Osteoporosis Board Index


Since I recently developed a deep vein thrombosis (blood clot) and am on warfarin (Coumadin) for the next six months I found the following info from an article I read of great interest. Some of you might find the info interesting also.

Bone formation and bone loss involves a complex array of nutrients and molecular signals. This article covers the influence of vitamin K (most specifically K2) on these processes as a separate and distinct requirement from other nutrients. In vitro studies show vitamin K2 is far more active than K1 in both bone formation and reduction of bone loss. Human studies demonstrate the potential of vitamin K2 as a strategic intervention for osteoporosis. This treatment is already in general use outside the United States, at a typical dose of 45 mg daily.

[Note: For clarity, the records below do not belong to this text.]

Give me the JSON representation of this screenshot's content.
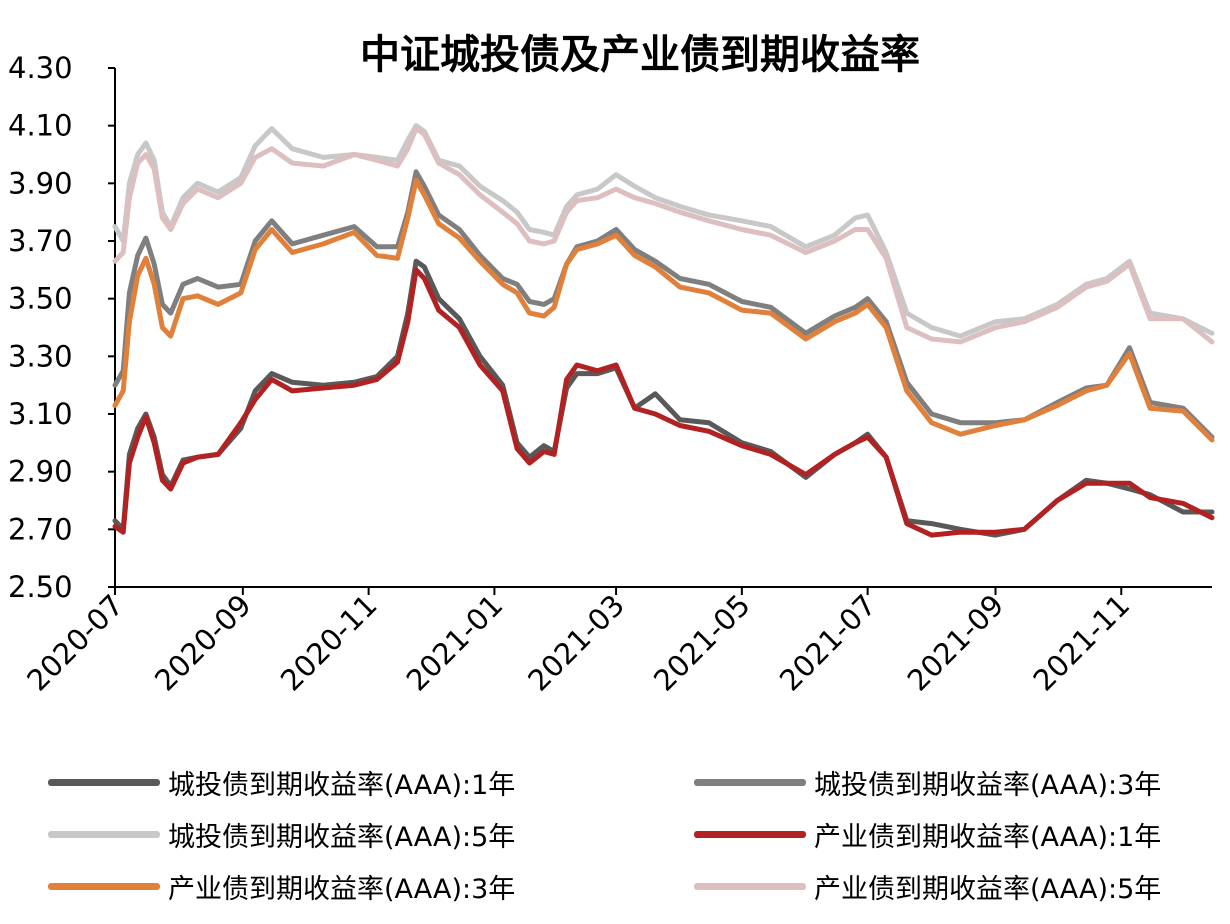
{
  "chart_data": {
    "type": "line",
    "title": "中证城投债及产业债到期收益率",
    "xlabel": "",
    "ylabel": "",
    "ylim": [
      2.5,
      4.3
    ],
    "yticks": [
      "2.50",
      "2.70",
      "2.90",
      "3.10",
      "3.30",
      "3.50",
      "3.70",
      "3.90",
      "4.10",
      "4.30"
    ],
    "xticks": [
      "2020-07",
      "2020-09",
      "2020-11",
      "2021-01",
      "2021-03",
      "2021-05",
      "2021-07",
      "2021-09",
      "2021-11"
    ],
    "xrange": [
      "2020-07-01",
      "2021-12-15"
    ],
    "grid": false,
    "legend_position": "bottom",
    "series": [
      {
        "name": "城投债到期收益率(AAA):1年",
        "color": "#595959",
        "x": [
          "2020-07-01",
          "2020-07-05",
          "2020-07-08",
          "2020-07-12",
          "2020-07-16",
          "2020-07-20",
          "2020-07-24",
          "2020-07-28",
          "2020-08-03",
          "2020-08-10",
          "2020-08-20",
          "2020-08-31",
          "2020-09-07",
          "2020-09-15",
          "2020-09-25",
          "2020-10-10",
          "2020-10-25",
          "2020-11-05",
          "2020-11-15",
          "2020-11-20",
          "2020-11-24",
          "2020-11-28",
          "2020-12-05",
          "2020-12-15",
          "2020-12-25",
          "2021-01-05",
          "2021-01-12",
          "2021-01-18",
          "2021-01-25",
          "2021-01-30",
          "2021-02-05",
          "2021-02-10",
          "2021-02-20",
          "2021-03-01",
          "2021-03-10",
          "2021-03-20",
          "2021-04-01",
          "2021-04-15",
          "2021-05-01",
          "2021-05-15",
          "2021-06-01",
          "2021-06-15",
          "2021-06-25",
          "2021-07-01",
          "2021-07-10",
          "2021-07-20",
          "2021-08-01",
          "2021-08-15",
          "2021-09-01",
          "2021-09-15",
          "2021-10-01",
          "2021-10-15",
          "2021-10-25",
          "2021-11-05",
          "2021-11-15",
          "2021-12-01",
          "2021-12-15"
        ],
        "y": [
          2.73,
          2.7,
          2.96,
          3.05,
          3.1,
          3.02,
          2.89,
          2.85,
          2.94,
          2.95,
          2.96,
          3.05,
          3.18,
          3.24,
          3.21,
          3.2,
          3.21,
          3.23,
          3.3,
          3.45,
          3.63,
          3.61,
          3.5,
          3.43,
          3.3,
          3.2,
          3.0,
          2.95,
          2.99,
          2.97,
          3.19,
          3.24,
          3.24,
          3.26,
          3.12,
          3.17,
          3.08,
          3.07,
          3.0,
          2.97,
          2.88,
          2.96,
          3.0,
          3.03,
          2.95,
          2.73,
          2.72,
          2.7,
          2.68,
          2.7,
          2.8,
          2.87,
          2.86,
          2.84,
          2.82,
          2.76,
          2.76
        ]
      },
      {
        "name": "城投债到期收益率(AAA):3年",
        "color": "#7f7f7f",
        "x": [
          "2020-07-01",
          "2020-07-05",
          "2020-07-08",
          "2020-07-12",
          "2020-07-16",
          "2020-07-20",
          "2020-07-24",
          "2020-07-28",
          "2020-08-03",
          "2020-08-10",
          "2020-08-20",
          "2020-08-31",
          "2020-09-07",
          "2020-09-15",
          "2020-09-25",
          "2020-10-10",
          "2020-10-25",
          "2020-11-05",
          "2020-11-15",
          "2020-11-20",
          "2020-11-24",
          "2020-11-28",
          "2020-12-05",
          "2020-12-15",
          "2020-12-25",
          "2021-01-05",
          "2021-01-12",
          "2021-01-18",
          "2021-01-25",
          "2021-01-30",
          "2021-02-05",
          "2021-02-10",
          "2021-02-20",
          "2021-03-01",
          "2021-03-10",
          "2021-03-20",
          "2021-04-01",
          "2021-04-15",
          "2021-05-01",
          "2021-05-15",
          "2021-06-01",
          "2021-06-15",
          "2021-06-25",
          "2021-07-01",
          "2021-07-10",
          "2021-07-20",
          "2021-08-01",
          "2021-08-15",
          "2021-09-01",
          "2021-09-15",
          "2021-10-01",
          "2021-10-15",
          "2021-10-25",
          "2021-11-05",
          "2021-11-15",
          "2021-12-01",
          "2021-12-15"
        ],
        "y": [
          3.2,
          3.25,
          3.52,
          3.65,
          3.71,
          3.62,
          3.48,
          3.45,
          3.55,
          3.57,
          3.54,
          3.55,
          3.7,
          3.77,
          3.69,
          3.72,
          3.75,
          3.68,
          3.68,
          3.8,
          3.94,
          3.89,
          3.79,
          3.74,
          3.65,
          3.57,
          3.55,
          3.49,
          3.48,
          3.5,
          3.62,
          3.68,
          3.7,
          3.74,
          3.67,
          3.63,
          3.57,
          3.55,
          3.49,
          3.47,
          3.38,
          3.44,
          3.47,
          3.5,
          3.42,
          3.21,
          3.1,
          3.07,
          3.07,
          3.08,
          3.14,
          3.19,
          3.2,
          3.33,
          3.14,
          3.12,
          3.02
        ]
      },
      {
        "name": "城投债到期收益率(AAA):5年",
        "color": "#c8c8c8",
        "x": [
          "2020-07-01",
          "2020-07-05",
          "2020-07-08",
          "2020-07-12",
          "2020-07-16",
          "2020-07-20",
          "2020-07-24",
          "2020-07-28",
          "2020-08-03",
          "2020-08-10",
          "2020-08-20",
          "2020-08-31",
          "2020-09-07",
          "2020-09-15",
          "2020-09-25",
          "2020-10-10",
          "2020-10-25",
          "2020-11-05",
          "2020-11-15",
          "2020-11-20",
          "2020-11-24",
          "2020-11-28",
          "2020-12-05",
          "2020-12-15",
          "2020-12-25",
          "2021-01-05",
          "2021-01-12",
          "2021-01-18",
          "2021-01-25",
          "2021-01-30",
          "2021-02-05",
          "2021-02-10",
          "2021-02-20",
          "2021-03-01",
          "2021-03-10",
          "2021-03-20",
          "2021-04-01",
          "2021-04-15",
          "2021-05-01",
          "2021-05-15",
          "2021-06-01",
          "2021-06-15",
          "2021-06-25",
          "2021-07-01",
          "2021-07-10",
          "2021-07-20",
          "2021-08-01",
          "2021-08-15",
          "2021-09-01",
          "2021-09-15",
          "2021-10-01",
          "2021-10-15",
          "2021-10-25",
          "2021-11-05",
          "2021-11-15",
          "2021-12-01",
          "2021-12-15"
        ],
        "y": [
          3.75,
          3.7,
          3.9,
          4.0,
          4.04,
          3.98,
          3.8,
          3.75,
          3.85,
          3.9,
          3.87,
          3.92,
          4.03,
          4.09,
          4.02,
          3.99,
          4.0,
          3.99,
          3.98,
          4.05,
          4.1,
          4.08,
          3.98,
          3.96,
          3.89,
          3.84,
          3.8,
          3.74,
          3.73,
          3.72,
          3.82,
          3.86,
          3.88,
          3.93,
          3.89,
          3.85,
          3.82,
          3.79,
          3.77,
          3.75,
          3.68,
          3.72,
          3.78,
          3.79,
          3.66,
          3.45,
          3.4,
          3.37,
          3.42,
          3.43,
          3.48,
          3.55,
          3.57,
          3.63,
          3.45,
          3.43,
          3.38
        ]
      },
      {
        "name": "产业债到期收益率(AAA):1年",
        "color": "#b22222",
        "x": [
          "2020-07-01",
          "2020-07-05",
          "2020-07-08",
          "2020-07-12",
          "2020-07-16",
          "2020-07-20",
          "2020-07-24",
          "2020-07-28",
          "2020-08-03",
          "2020-08-10",
          "2020-08-20",
          "2020-08-31",
          "2020-09-07",
          "2020-09-15",
          "2020-09-25",
          "2020-10-10",
          "2020-10-25",
          "2020-11-05",
          "2020-11-15",
          "2020-11-20",
          "2020-11-24",
          "2020-11-28",
          "2020-12-05",
          "2020-12-15",
          "2020-12-25",
          "2021-01-05",
          "2021-01-12",
          "2021-01-18",
          "2021-01-25",
          "2021-01-30",
          "2021-02-05",
          "2021-02-10",
          "2021-02-20",
          "2021-03-01",
          "2021-03-10",
          "2021-03-20",
          "2021-04-01",
          "2021-04-15",
          "2021-05-01",
          "2021-05-15",
          "2021-06-01",
          "2021-06-15",
          "2021-06-25",
          "2021-07-01",
          "2021-07-10",
          "2021-07-20",
          "2021-08-01",
          "2021-08-15",
          "2021-09-01",
          "2021-09-15",
          "2021-10-01",
          "2021-10-15",
          "2021-10-25",
          "2021-11-05",
          "2021-11-15",
          "2021-12-01",
          "2021-12-15"
        ],
        "y": [
          2.71,
          2.69,
          2.93,
          3.02,
          3.09,
          3.0,
          2.87,
          2.84,
          2.93,
          2.95,
          2.96,
          3.07,
          3.15,
          3.22,
          3.18,
          3.19,
          3.2,
          3.22,
          3.28,
          3.42,
          3.6,
          3.57,
          3.46,
          3.4,
          3.27,
          3.18,
          2.98,
          2.93,
          2.97,
          2.96,
          3.22,
          3.27,
          3.25,
          3.27,
          3.12,
          3.1,
          3.06,
          3.04,
          2.99,
          2.96,
          2.89,
          2.96,
          3.0,
          3.02,
          2.95,
          2.72,
          2.68,
          2.69,
          2.69,
          2.7,
          2.8,
          2.86,
          2.86,
          2.86,
          2.81,
          2.79,
          2.74
        ]
      },
      {
        "name": "产业债到期收益率(AAA):3年",
        "color": "#e0803a",
        "x": [
          "2020-07-01",
          "2020-07-05",
          "2020-07-08",
          "2020-07-12",
          "2020-07-16",
          "2020-07-20",
          "2020-07-24",
          "2020-07-28",
          "2020-08-03",
          "2020-08-10",
          "2020-08-20",
          "2020-08-31",
          "2020-09-07",
          "2020-09-15",
          "2020-09-25",
          "2020-10-10",
          "2020-10-25",
          "2020-11-05",
          "2020-11-15",
          "2020-11-20",
          "2020-11-24",
          "2020-11-28",
          "2020-12-05",
          "2020-12-15",
          "2020-12-25",
          "2021-01-05",
          "2021-01-12",
          "2021-01-18",
          "2021-01-25",
          "2021-01-30",
          "2021-02-05",
          "2021-02-10",
          "2021-02-20",
          "2021-03-01",
          "2021-03-10",
          "2021-03-20",
          "2021-04-01",
          "2021-04-15",
          "2021-05-01",
          "2021-05-15",
          "2021-06-01",
          "2021-06-15",
          "2021-06-25",
          "2021-07-01",
          "2021-07-10",
          "2021-07-20",
          "2021-08-01",
          "2021-08-15",
          "2021-09-01",
          "2021-09-15",
          "2021-10-01",
          "2021-10-15",
          "2021-10-25",
          "2021-11-05",
          "2021-11-15",
          "2021-12-01",
          "2021-12-15"
        ],
        "y": [
          3.13,
          3.18,
          3.42,
          3.58,
          3.64,
          3.55,
          3.4,
          3.37,
          3.5,
          3.51,
          3.48,
          3.52,
          3.67,
          3.74,
          3.66,
          3.69,
          3.73,
          3.65,
          3.64,
          3.78,
          3.91,
          3.86,
          3.76,
          3.71,
          3.63,
          3.55,
          3.52,
          3.45,
          3.44,
          3.47,
          3.62,
          3.67,
          3.69,
          3.72,
          3.65,
          3.61,
          3.54,
          3.52,
          3.46,
          3.45,
          3.36,
          3.42,
          3.45,
          3.48,
          3.4,
          3.18,
          3.07,
          3.03,
          3.06,
          3.08,
          3.13,
          3.18,
          3.2,
          3.31,
          3.12,
          3.11,
          3.01
        ]
      },
      {
        "name": "产业债到期收益率(AAA):5年",
        "color": "#ddbfbf",
        "x": [
          "2020-07-01",
          "2020-07-05",
          "2020-07-08",
          "2020-07-12",
          "2020-07-16",
          "2020-07-20",
          "2020-07-24",
          "2020-07-28",
          "2020-08-03",
          "2020-08-10",
          "2020-08-20",
          "2020-08-31",
          "2020-09-07",
          "2020-09-15",
          "2020-09-25",
          "2020-10-10",
          "2020-10-25",
          "2020-11-05",
          "2020-11-15",
          "2020-11-20",
          "2020-11-24",
          "2020-11-28",
          "2020-12-05",
          "2020-12-15",
          "2020-12-25",
          "2021-01-05",
          "2021-01-12",
          "2021-01-18",
          "2021-01-25",
          "2021-01-30",
          "2021-02-05",
          "2021-02-10",
          "2021-02-20",
          "2021-03-01",
          "2021-03-10",
          "2021-03-20",
          "2021-04-01",
          "2021-04-15",
          "2021-05-01",
          "2021-05-15",
          "2021-06-01",
          "2021-06-15",
          "2021-06-25",
          "2021-07-01",
          "2021-07-10",
          "2021-07-20",
          "2021-08-01",
          "2021-08-15",
          "2021-09-01",
          "2021-09-15",
          "2021-10-01",
          "2021-10-15",
          "2021-10-25",
          "2021-11-05",
          "2021-11-15",
          "2021-12-01",
          "2021-12-15"
        ],
        "y": [
          3.63,
          3.66,
          3.85,
          3.97,
          4.0,
          3.95,
          3.78,
          3.74,
          3.83,
          3.88,
          3.85,
          3.9,
          3.99,
          4.02,
          3.97,
          3.96,
          4.0,
          3.98,
          3.96,
          4.02,
          4.09,
          4.07,
          3.97,
          3.93,
          3.86,
          3.8,
          3.76,
          3.7,
          3.69,
          3.7,
          3.8,
          3.84,
          3.85,
          3.88,
          3.85,
          3.83,
          3.8,
          3.77,
          3.74,
          3.72,
          3.66,
          3.7,
          3.74,
          3.74,
          3.64,
          3.4,
          3.36,
          3.35,
          3.4,
          3.42,
          3.47,
          3.54,
          3.56,
          3.62,
          3.43,
          3.43,
          3.35
        ]
      }
    ]
  }
}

Studies confirm the effectiveness of vitamin K2 for decreased BMD from a variety of causes, including postmenopausal osteoporosis, Parkinson's disease, use of leuprolide or prednisolone, biliary cirrhosis, stroke inactivity, and anorexia. Few, if any, multiple vitamin and mineral supplements contain vitamin K2. The authors recommend it be more widely supplemented as it has beneficial activity far beyond osteoporosis. Supplementation becomes even more important for those with a tendency to lipid malabsorption. A common
cause of malabsorption is celiac disease, which affects one in 266 persons.

A normal prothrombin time is not an indication that enough vitamin K activity is present to maintain bone osteocalcin activity. Moderately high doses of vitamin K2 do not produce hypercoagulable or toxic states in humans, although the use of K2, like any vitamin K, is contraindicated in people taking warfarin (Coumadin[R]). Considering the extensive application of vitamin K beyond blood coagulation--osteoporosis, anticancer therapy, pain reduction, mitochondrial aspects, hepatitis C, and protection of sphingolipids --the vitamin Ks have been therapeutically underutilized.

All that being said: I do NOT advocate vitamin K supplementation except under the guidance of your doctor. This is just an FYI and if you are interested in trying it you discuss it with your doctor and get his blessing and guidance to do so.